渾濁的河水沖刷着岸堤,籠罩在河面上空的結界若隐若現。“隻能這樣了嗎?”魏十六問三師兄。“河道定期整改,本不會有大礙,隻是今年過于反常了。”師兄望着洶湧的河面,臉色嚴肅。
“三師兄,”懷遠和何易朝他們奔來。“符箓已經分好了。”“藥材也發完了,師兄師姐們還在給居民設符陣。”懷遠貼着避水符,身上倒也沒淋濕多少,“十五師姐呢?”懷遠問,“老姐他們還在對岸。”
又是一道大浪拍過來,河堤上的結界直接現形,“安穩幾十年,還是發怒了啊。”杜蘅師父登上堤口歎道,掌門站在他旁邊,一隻手接過雨滴撚了撚,沉聲道:“它容納不下了,這雨中的怨氣。
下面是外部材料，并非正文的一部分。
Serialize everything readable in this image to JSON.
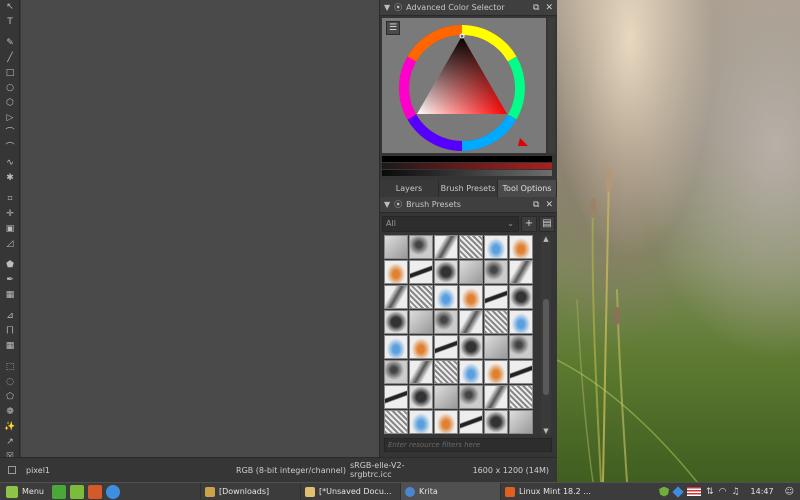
{
  "toolbox": {
    "tools": [
      "select-shapes",
      "text",
      "freehand-brush",
      "line",
      "rectangle",
      "ellipse",
      "polygon",
      "polyline",
      "bezier",
      "freehand-path",
      "dynamic-brush",
      "multibrush",
      "crop",
      "move",
      "transform",
      "warp",
      "fill",
      "color-picker",
      "gradient",
      "measure",
      "assistant",
      "grid",
      "rect-select",
      "ellipse-select",
      "polygon-select",
      "freehand-select",
      "contiguous-select",
      "bezier-select",
      "similar-select"
    ]
  },
  "color_selector": {
    "title": "Advanced Color Selector",
    "menu_icon": "settings-icon"
  },
  "tabs": [
    {
      "label": "Layers",
      "active": false
    },
    {
      "label": "Brush Presets",
      "active": false
    },
    {
      "label": "Tool Options",
      "active": true
    }
  ],
  "brush_presets": {
    "title": "Brush Presets",
    "filter_value": "All",
    "search_placeholder": "Enter resource filters here"
  },
  "statusbar": {
    "brush": "pixel1",
    "color_model": "RGB (8-bit integer/channel)",
    "profile": "sRGB-elle-V2-srgbtrc.icc",
    "image_size": "1600 x 1200 (14M)"
  },
  "taskbar": {
    "menu_label": "Menu",
    "tasks": [
      {
        "label": "[Downloads]",
        "active": false
      },
      {
        "label": "[*Unsaved Docu...",
        "active": false
      },
      {
        "label": "Krita",
        "active": true
      },
      {
        "label": "Linux Mint 18.2 ...",
        "active": false
      }
    ],
    "clock": "14:47"
  },
  "colors": {
    "accent_mint": "#8dc448",
    "dock_bg": "#353535",
    "canvas_bg": "#4a4a4a"
  }
}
”
哪裡來的怨氣,懷遠不禁問道,三師兄搖着頭,語氣滄桑,“許多陳年舊事,無論是白鹭河,還是黛山,都逃不開的紛争。”“大家先回去吧。”掌門朝衆弟子揮手。
水浪湍急的聲音逐漸遠去,三師兄領着他們走在竹林裡。結界内的雨要比外面小很多,但因地勢較低的緣故,還是沉了不少水坑。“三師兄,這裡之前經常有門派紛争嗎?”何易問道。
“哪有永久的太平,朝代更替、宗派吞并在以前可是屢見不鮮,”師兄回憶着:“嚴重的時候,整片水域都被染成了血紅色。唉,可憐無定河邊骨,成千上萬的怨念不是幾十年就能度化的了的。這裡的靈力早被消耗掉大半了。”“也包括黛山嗎?”懷遠皺眉道。“包括黛山。”
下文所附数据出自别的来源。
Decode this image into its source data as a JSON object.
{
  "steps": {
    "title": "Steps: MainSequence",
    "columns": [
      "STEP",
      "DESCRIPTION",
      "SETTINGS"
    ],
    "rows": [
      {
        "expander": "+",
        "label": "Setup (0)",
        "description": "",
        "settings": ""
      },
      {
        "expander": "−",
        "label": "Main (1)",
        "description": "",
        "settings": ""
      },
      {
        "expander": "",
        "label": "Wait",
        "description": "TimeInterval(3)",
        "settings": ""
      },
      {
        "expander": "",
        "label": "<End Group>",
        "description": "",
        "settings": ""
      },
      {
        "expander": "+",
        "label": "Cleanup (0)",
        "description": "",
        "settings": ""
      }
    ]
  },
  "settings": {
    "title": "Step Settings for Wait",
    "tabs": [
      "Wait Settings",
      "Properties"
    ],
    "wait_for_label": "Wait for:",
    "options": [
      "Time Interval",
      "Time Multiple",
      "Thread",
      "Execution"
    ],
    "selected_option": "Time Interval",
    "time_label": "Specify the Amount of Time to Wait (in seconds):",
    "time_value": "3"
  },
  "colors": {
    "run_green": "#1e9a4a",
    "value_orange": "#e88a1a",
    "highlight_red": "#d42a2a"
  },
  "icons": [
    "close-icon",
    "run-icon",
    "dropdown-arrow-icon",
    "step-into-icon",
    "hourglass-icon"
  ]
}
食堂裡到處傳着下遊幾個堤岸決口的消息,“有人傷亡嗎?”“還不清楚,不過玲珑閣幾天前就在遣散居民了。”
“小師妹怎麼樣了。”十六問。
“還在海桐師父那。”懷遠低聲道。誰也沒想到,淋了場雨後,林川便一病不起。
天氣陰沉,人也是陰沉的,“去看看她吧。”何易輕聲道。
站在海桐的房前,兩人遲遲沒動靜。“會讓咱們進去嗎?”懷遠猶豫着。
大門突然打開,“你們兩個,愣在那幹嘛,不進來我就關門了。”聲音從裡堂傳來。兩人一驚,諾諾地走進去。
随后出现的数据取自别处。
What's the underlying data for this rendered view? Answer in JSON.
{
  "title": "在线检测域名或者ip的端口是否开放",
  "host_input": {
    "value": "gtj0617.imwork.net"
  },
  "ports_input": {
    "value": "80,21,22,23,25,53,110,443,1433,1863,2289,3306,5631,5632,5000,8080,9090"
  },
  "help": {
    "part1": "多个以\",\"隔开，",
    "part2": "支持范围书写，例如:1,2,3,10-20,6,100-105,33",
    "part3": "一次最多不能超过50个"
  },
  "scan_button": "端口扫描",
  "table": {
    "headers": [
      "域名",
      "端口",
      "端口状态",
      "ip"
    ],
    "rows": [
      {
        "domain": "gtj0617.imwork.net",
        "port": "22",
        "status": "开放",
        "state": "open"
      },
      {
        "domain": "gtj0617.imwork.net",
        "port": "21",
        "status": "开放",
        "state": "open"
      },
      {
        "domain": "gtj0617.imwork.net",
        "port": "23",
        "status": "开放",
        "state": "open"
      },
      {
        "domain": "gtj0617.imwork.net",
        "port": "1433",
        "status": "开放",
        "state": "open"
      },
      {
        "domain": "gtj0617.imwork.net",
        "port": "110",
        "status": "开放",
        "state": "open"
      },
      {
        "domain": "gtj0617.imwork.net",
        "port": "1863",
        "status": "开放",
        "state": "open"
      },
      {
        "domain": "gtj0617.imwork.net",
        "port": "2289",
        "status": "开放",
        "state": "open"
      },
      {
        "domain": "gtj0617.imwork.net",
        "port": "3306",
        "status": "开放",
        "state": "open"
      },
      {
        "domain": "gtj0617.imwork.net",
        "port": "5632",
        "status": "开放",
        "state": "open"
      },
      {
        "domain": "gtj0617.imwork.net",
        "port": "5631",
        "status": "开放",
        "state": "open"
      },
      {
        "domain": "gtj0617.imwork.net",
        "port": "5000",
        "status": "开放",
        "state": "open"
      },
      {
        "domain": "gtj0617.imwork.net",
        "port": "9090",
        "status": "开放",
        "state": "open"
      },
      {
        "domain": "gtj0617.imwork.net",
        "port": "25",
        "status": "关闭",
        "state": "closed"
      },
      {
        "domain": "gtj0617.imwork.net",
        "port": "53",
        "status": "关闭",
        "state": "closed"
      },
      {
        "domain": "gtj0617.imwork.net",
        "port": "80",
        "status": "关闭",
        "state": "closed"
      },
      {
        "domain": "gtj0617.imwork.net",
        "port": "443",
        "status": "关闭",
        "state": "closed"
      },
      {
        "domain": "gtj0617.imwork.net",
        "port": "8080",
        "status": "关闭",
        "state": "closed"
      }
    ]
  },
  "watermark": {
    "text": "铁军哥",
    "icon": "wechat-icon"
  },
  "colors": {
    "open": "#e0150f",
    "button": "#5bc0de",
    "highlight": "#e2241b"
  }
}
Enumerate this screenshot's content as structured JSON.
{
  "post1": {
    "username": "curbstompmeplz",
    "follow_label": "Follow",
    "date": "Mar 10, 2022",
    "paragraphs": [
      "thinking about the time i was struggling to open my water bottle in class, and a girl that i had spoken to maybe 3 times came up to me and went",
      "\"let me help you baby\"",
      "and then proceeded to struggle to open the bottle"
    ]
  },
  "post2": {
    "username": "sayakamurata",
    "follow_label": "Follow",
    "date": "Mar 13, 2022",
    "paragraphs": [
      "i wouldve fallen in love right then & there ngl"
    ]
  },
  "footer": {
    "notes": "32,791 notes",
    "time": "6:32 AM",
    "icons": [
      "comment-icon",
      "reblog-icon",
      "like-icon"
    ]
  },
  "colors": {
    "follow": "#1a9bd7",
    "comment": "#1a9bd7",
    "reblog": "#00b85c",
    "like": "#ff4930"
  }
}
海桐的房間格外簡潔,幾張書架上擺的蘭花就是最高級的裝飾了。“小聲點,也别聊太久。”她囑咐了句後就走了。
内室昏暗,彌漫着藥的苦澀味。
幾天沒見,林川瘦削了一大圈,她面色蒼白,眼裡布着血絲,啞聲道:“來了不帶點東西嗎?”
“等你好了再說。”
“小川姐現在感覺怎麼樣。”
“沒力氣。”
“要再喝點藥嗎?”懷遠端起床頭的藥碗。
她搖着頭,扯出一抹笑:“生病也挺好的,小懷遠都變得嘴軟起來。”何易跟着她低聲笑着。
她是病人,我得忍。懷遠放下藥碗。
林川在被子裡摸索着,拿出一隻老虎布偶,脖子上還帶着個小鈴铛。
“這,這是海桐師父的?”懷遠驚道。
“是十五師姐給的,猜猜它叫什麼名字。”
“幼稚。”懷遠撇撇嘴,“小虎,還是小花?”
“是小十六吧?”何易笑道。
“小易猜對了。”把這隻呆頭呆腦的老虎和十六師兄聯系起來,啧,好像還真有點像。
“外面怎麼樣?”林川聲音小了很多。
“掌門設了很多陣法。”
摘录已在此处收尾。